Many students suggested spending their free time during the school day attending classes that delve into their passion.

Parents strongly agreed that every student has their own interests and instead of requiring them to participate in an elective where they won’t excel, allow them to have the freedom to choose which electives benefit them most.

“Moving into the high school you need to know what track you’re on,” parent Amy Conroy said. “When you explore your options at a young age it opens the opportunity to a variety of things instead of one subject.”

Many parents also want guidance counselors to help students better navigate the classes and expectations they need to achieve in order to get into AP classes and their desired college.

It was also suggested high school seniors be given the option to take part in internships during their last semester, that scholarships be made available for students to travel abroad and students be encouraged to volunteer in leadership programs and organizations within the community.

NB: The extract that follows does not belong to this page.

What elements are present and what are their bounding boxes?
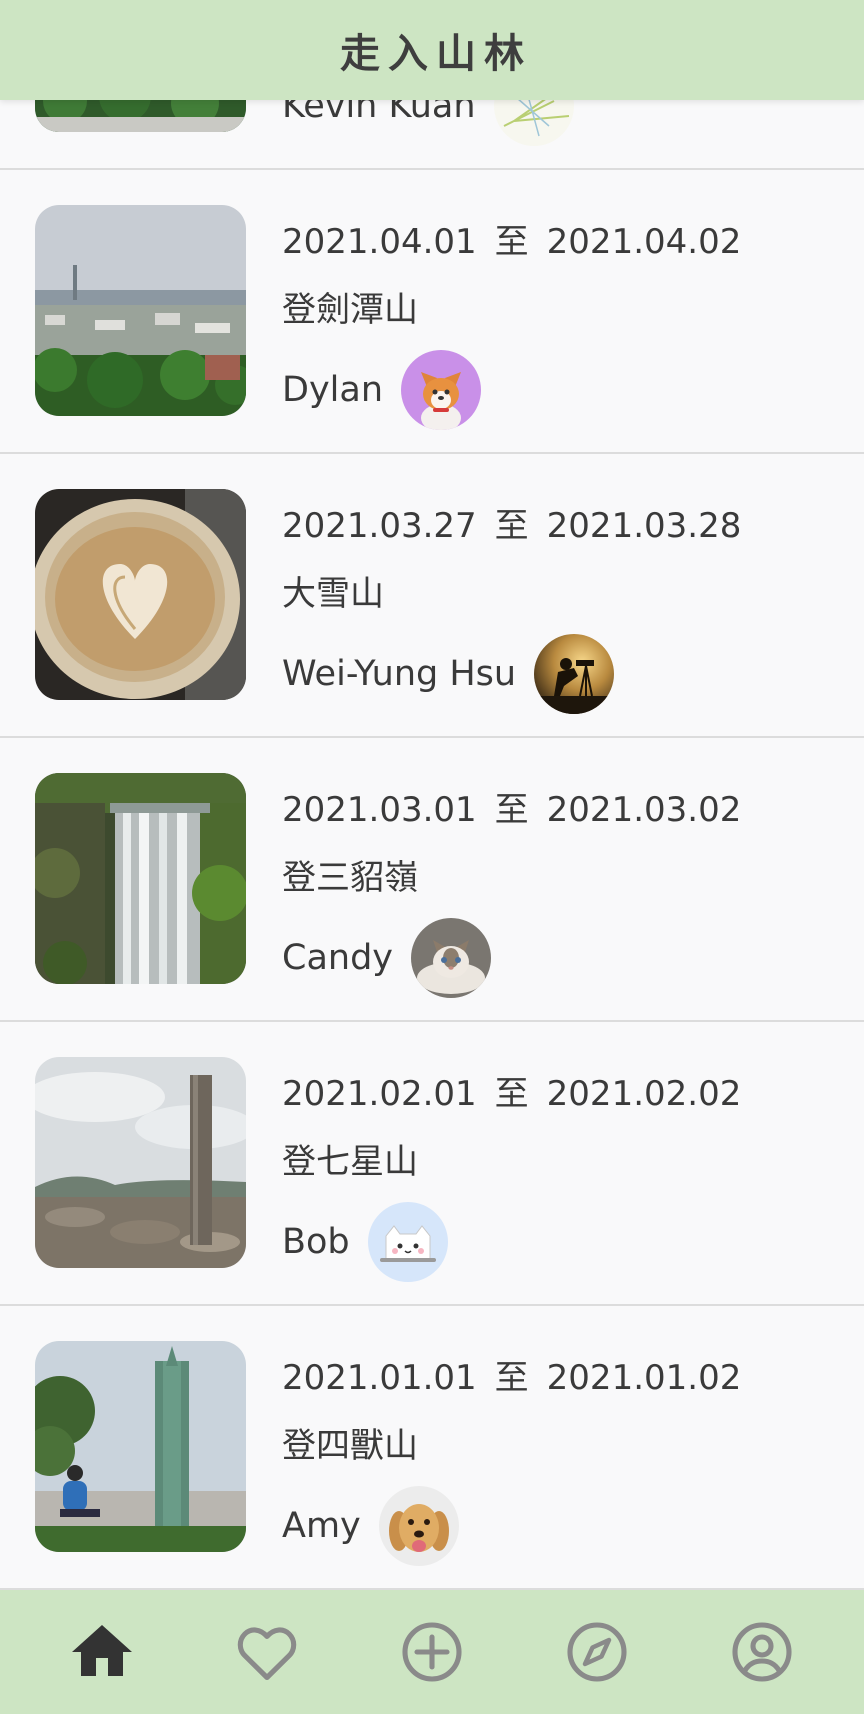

Parents and students agreed that foreign language classes should be offered at an earlier age, with Board of Education Trustee, John Cody, suggesting expanding the amount of languages learned within the school system, stating the business world requires you to know more languages than what’s currently being offered.

English teacher Angelica Mendes agreed that learning different languages helps build a stronger vocabulary and teaching kids at a younger age would benefit them most.

While some students yearn for more sessions in the computer lab, other students don’t want to be dependent on computers and calculators hoping to be more aware of what they are learning.

“People are so attached to electronics, so we need more group activities,” Vanessa Andrade, a fourth grader at Matthew Paterson, said. “Face-to-face is the best way to communicate.”